Miss Juwanna Dewitt (Brian's) creative career started with Buddies In Bad Times Youth Elders Project.  He followed that with MotherLoad at the 39th Rhubarb Festival. As Miss Juwanna DeWitt, his novice drag performances are best forgotten but she has risen to brighten another day!  In his previous life he was hostage to lawyers, accountants and bank towers.




Who is your drag persona? How do they highlight or reveal parts of you in bigger and

more dramatic ways?


I am Miss Juwanna DeWitt and we are pretty much integrated. She’s a sweet and

energized lady who has a compassionate heart. She speaks her authentic truth as do I.

I would say that she is my creative self and is an expression of my desire to leave the

world a better place. Perhaps because Juwanna and I are so integrated I see myself as

more of a gender performer than a drag queen.


Does the idea of drag as therapeutic or being healing resonate with you? Why?


I applied to participate in Drag Heals to explore the theatrical work I want to expand.

Any performance or expression which is true to oneself is in some way therapeutic I

would think. I don’t think drag has any unique role in this regard. I have invested

much time over the years to address issues in my life and don’t see drag as

therapeutic personally.


How important for your health and wellness is the act of playing?


It is fundamental. I can’t imagine my life without play.



What did you discover about yourself through the Drag Heals experience?


I discovered that I had not really processed one thing I thought I had. I have spent

decades peeling back the layers of my life on my own and with many professionals. I

was more gratified to find that I am on solid ground rather than I was surprised about

any new aspect of myself.


How can the drag community benefit from being more inclusive?

Any community that breaks down walls and builds bridges will benefit in numerous

ways. Shared history, growth in understanding, bridge building, wall

destruction,compassion, understanding, reduction of judgment, opportunities to

reach out and give and the ability to be vulnerable and thus more authentic are

important benefits. The Queer community in general and the drag community in

particular is comprised of silos in my experience. Drag Heals S2 was a microcosmic

example of the benefits which come from bringing together a diverse group of artists.

Age, race, style and varied backgrounds nourished each other. We created a new

model for what can be.


Tracey Erin Smith interviews Miss Juwanna Dewitt in Drag Heals T with T.E.S.


How would you describe your make-up and fashion aesthetic in drag?


She is evolving and has grown by leaps since the show. She’s glamorous and flashy

and loves sparkle but stays in her lane. She is more a gender performer than a drag

queen per se which means she embodies femininity which is non-exploitive nor

extreme.


What’s been most challenging about Drag Heals for you personally?

In general I wasn’t challenged emotionally or psychologically which is not to say I was

not thoroughly engaged the whole time. As the oldest artist I suppose the physical

rigours of the shooting schedule were somewhat challenging.

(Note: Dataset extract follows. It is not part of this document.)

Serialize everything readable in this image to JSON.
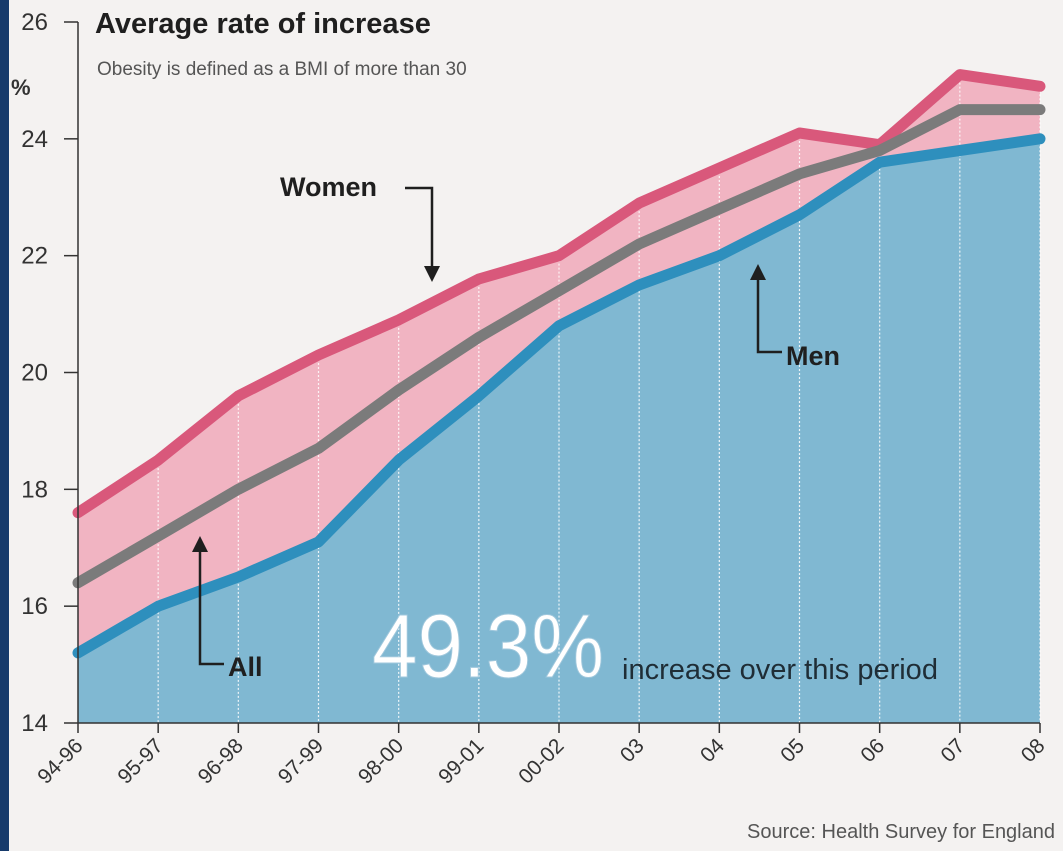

I kept pace and

doubt/hope none of my colleagues perceived the effort.


What’s brought you the most joy?


I got the most joy and fulfillment from bringing to life a character I had played with for

many years. The audience reaction to my truth filled me with humility.

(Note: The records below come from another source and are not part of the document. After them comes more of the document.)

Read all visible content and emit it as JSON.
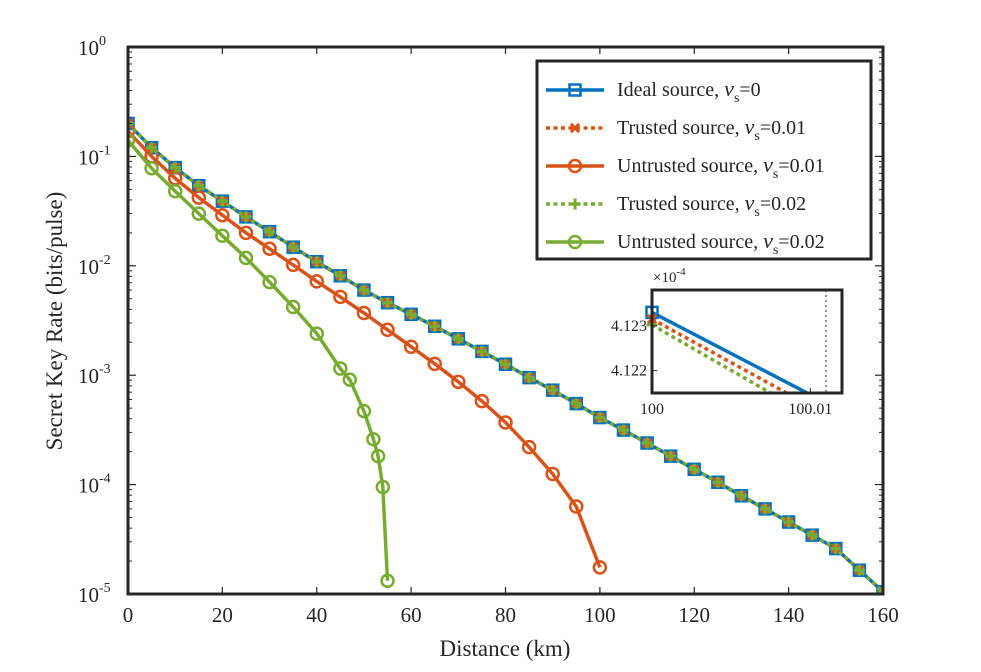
{
  "chart_data": {
    "type": "line",
    "title": "",
    "xlabel": "Distance (km)",
    "ylabel": "Secret Key Rate (bits/pulse)",
    "xlim": [
      0,
      160
    ],
    "ylim": [
      1e-05,
      1
    ],
    "yscale": "log",
    "xticks": [
      0,
      20,
      40,
      60,
      80,
      100,
      120,
      140,
      160
    ],
    "xtick_labels": [
      "0",
      "20",
      "40",
      "60",
      "80",
      "100",
      "120",
      "140",
      "160"
    ],
    "yticks": [
      {
        "value": 1,
        "base": "10",
        "exp": "0"
      },
      {
        "value": 0.1,
        "base": "10",
        "exp": "-1"
      },
      {
        "value": 0.01,
        "base": "10",
        "exp": "-2"
      },
      {
        "value": 0.001,
        "base": "10",
        "exp": "-3"
      },
      {
        "value": 0.0001,
        "base": "10",
        "exp": "-4"
      },
      {
        "value": 1e-05,
        "base": "10",
        "exp": "-5"
      }
    ],
    "legend_position": "top-right",
    "series": [
      {
        "name": "ideal",
        "legend_label": "Ideal source,",
        "nu_value": "=0",
        "color": "#0072BD",
        "line": "solid",
        "marker": "square",
        "x": [
          0,
          5,
          10,
          15,
          20,
          25,
          30,
          35,
          40,
          45,
          50,
          55,
          60,
          65,
          70,
          75,
          80,
          85,
          90,
          95,
          100,
          105,
          110,
          115,
          120,
          125,
          130,
          135,
          140,
          145,
          150,
          155,
          160
        ],
        "y": [
          0.2,
          0.12,
          0.079,
          0.054,
          0.039,
          0.028,
          0.0205,
          0.0148,
          0.0109,
          0.0081,
          0.006,
          0.0046,
          0.0036,
          0.0028,
          0.00215,
          0.00165,
          0.00126,
          0.00095,
          0.00073,
          0.00055,
          0.00041,
          0.000315,
          0.00024,
          0.000182,
          0.000138,
          0.000105,
          7.9e-05,
          6e-05,
          4.55e-05,
          3.45e-05,
          2.6e-05,
          1.65e-05,
          1.05e-05
        ]
      },
      {
        "name": "trusted-001",
        "legend_label": "Trusted source,",
        "nu_value": "=0.01",
        "color": "#D95319",
        "line": "dotted",
        "marker": "x",
        "x": [
          0,
          5,
          10,
          15,
          20,
          25,
          30,
          35,
          40,
          45,
          50,
          55,
          60,
          65,
          70,
          75,
          80,
          85,
          90,
          95,
          100,
          105,
          110,
          115,
          120,
          125,
          130,
          135,
          140,
          145,
          150,
          155,
          160
        ],
        "y": [
          0.2,
          0.12,
          0.079,
          0.054,
          0.039,
          0.028,
          0.0205,
          0.0148,
          0.0109,
          0.0081,
          0.006,
          0.0046,
          0.0036,
          0.0028,
          0.00215,
          0.00165,
          0.00126,
          0.00095,
          0.00073,
          0.00055,
          0.00041,
          0.000315,
          0.00024,
          0.000182,
          0.000138,
          0.000105,
          7.9e-05,
          6e-05,
          4.55e-05,
          3.45e-05,
          2.6e-05,
          1.65e-05,
          1.05e-05
        ]
      },
      {
        "name": "untrusted-001",
        "legend_label": "Untrusted source,",
        "nu_value": "=0.01",
        "color": "#D95319",
        "line": "solid",
        "marker": "circle",
        "x": [
          0,
          5,
          10,
          15,
          20,
          25,
          30,
          35,
          40,
          45,
          50,
          55,
          60,
          65,
          70,
          75,
          80,
          85,
          90,
          95,
          100
        ],
        "y": [
          0.17,
          0.1,
          0.063,
          0.042,
          0.029,
          0.02,
          0.0143,
          0.0102,
          0.0072,
          0.0052,
          0.0037,
          0.0026,
          0.00182,
          0.00127,
          0.00087,
          0.00058,
          0.00037,
          0.00022,
          0.000125,
          6.3e-05,
          1.75e-05
        ]
      },
      {
        "name": "trusted-002",
        "legend_label": "Trusted source,",
        "nu_value": "=0.02",
        "color": "#77AC30",
        "line": "dotted",
        "marker": "plus",
        "x": [
          0,
          5,
          10,
          15,
          20,
          25,
          30,
          35,
          40,
          45,
          50,
          55,
          60,
          65,
          70,
          75,
          80,
          85,
          90,
          95,
          100,
          105,
          110,
          115,
          120,
          125,
          130,
          135,
          140,
          145,
          150,
          155,
          160
        ],
        "y": [
          0.2,
          0.12,
          0.079,
          0.054,
          0.039,
          0.028,
          0.0205,
          0.0148,
          0.0109,
          0.0081,
          0.006,
          0.0046,
          0.0036,
          0.0028,
          0.00215,
          0.00165,
          0.00126,
          0.00095,
          0.00073,
          0.00055,
          0.00041,
          0.000315,
          0.00024,
          0.000182,
          0.000138,
          0.000105,
          7.9e-05,
          6e-05,
          4.55e-05,
          3.45e-05,
          2.6e-05,
          1.65e-05,
          1.05e-05
        ]
      },
      {
        "name": "untrusted-002",
        "legend_label": "Untrusted source,",
        "nu_value": "=0.02",
        "color": "#77AC30",
        "line": "solid",
        "marker": "circle",
        "x": [
          0,
          5,
          10,
          15,
          20,
          25,
          30,
          35,
          40,
          45,
          47,
          50,
          52,
          53,
          54,
          55
        ],
        "y": [
          0.14,
          0.078,
          0.048,
          0.03,
          0.0188,
          0.0118,
          0.0071,
          0.0042,
          0.0024,
          0.00115,
          0.00091,
          0.00047,
          0.00026,
          0.000182,
          9.5e-05,
          1.32e-05
        ]
      }
    ],
    "inset": {
      "xlim": [
        100,
        100.012
      ],
      "ylim": [
        4.1215,
        4.1238
      ],
      "multiplier_base": "×10",
      "multiplier_exp": "-4",
      "xtick_labels": [
        "100",
        "100.01"
      ],
      "xticks": [
        100,
        100.01
      ],
      "yticks": [
        4.122,
        4.123
      ],
      "ytick_labels": [
        "4.122",
        "4.123"
      ],
      "series": [
        {
          "ref": "ideal",
          "x": [
            100,
            100.0098
          ],
          "y": [
            4.1233,
            4.1215
          ]
        },
        {
          "ref": "trusted-001",
          "x": [
            100,
            100.0085
          ],
          "y": [
            4.12315,
            4.1215
          ]
        },
        {
          "ref": "trusted-002",
          "x": [
            100,
            100.0075
          ],
          "y": [
            4.12302,
            4.1215
          ]
        }
      ]
    }
  },
  "legend": {
    "nu_symbol": "ν",
    "nu_subscript": "s"
  }
}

What has surprised you the most?


I undertook this opportunity for self development. I was gratified by the connections

with colleagues and the audience reaction to the live show. Other than the closing

number, I received a standing O. My rawness and authenticity touched people. As I

said “I lay it down - how one reacts is out of my hands”.


How has it been working with Tracey Erin Smith to help create your one-person show?

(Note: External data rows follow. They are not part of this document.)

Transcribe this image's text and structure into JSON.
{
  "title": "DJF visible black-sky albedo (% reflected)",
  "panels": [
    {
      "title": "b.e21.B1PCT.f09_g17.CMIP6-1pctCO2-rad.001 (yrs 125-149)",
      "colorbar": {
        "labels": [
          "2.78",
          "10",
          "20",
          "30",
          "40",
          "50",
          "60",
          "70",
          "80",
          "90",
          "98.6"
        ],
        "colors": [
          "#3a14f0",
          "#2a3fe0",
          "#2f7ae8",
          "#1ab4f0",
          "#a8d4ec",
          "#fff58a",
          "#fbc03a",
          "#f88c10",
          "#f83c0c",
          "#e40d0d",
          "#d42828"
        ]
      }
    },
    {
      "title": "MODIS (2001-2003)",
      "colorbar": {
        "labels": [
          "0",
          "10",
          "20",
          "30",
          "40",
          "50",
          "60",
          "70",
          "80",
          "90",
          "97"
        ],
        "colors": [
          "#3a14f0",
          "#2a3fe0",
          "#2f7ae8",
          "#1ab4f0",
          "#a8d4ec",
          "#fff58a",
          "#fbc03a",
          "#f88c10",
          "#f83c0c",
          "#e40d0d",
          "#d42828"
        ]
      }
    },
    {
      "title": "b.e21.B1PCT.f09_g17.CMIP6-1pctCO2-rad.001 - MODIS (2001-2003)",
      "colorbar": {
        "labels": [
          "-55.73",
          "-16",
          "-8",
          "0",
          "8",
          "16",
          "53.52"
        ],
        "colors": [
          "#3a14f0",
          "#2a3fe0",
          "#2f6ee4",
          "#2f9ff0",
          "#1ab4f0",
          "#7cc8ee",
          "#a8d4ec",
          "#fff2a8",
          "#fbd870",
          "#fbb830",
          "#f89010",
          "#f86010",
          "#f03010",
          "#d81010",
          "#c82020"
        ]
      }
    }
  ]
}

I enjoyed Tracey and her insights. The artists brought various levels of stage and drag

experience to the process. I had a fairly well-formed persona in mind and a

comfortable self-awareness. She was helpful in refining that and in encouraging me to

put more of myself into my personae.


What do you hope the TV audience gets out of watching Drag Heals?


I never hope for any outcome! It would be nice if audiences see the vulnerability,

effort and authenticity. And just maybe, embrace the idea of taking risks themselves

and setting aside being judgemental as a sad tool employed to feel superior.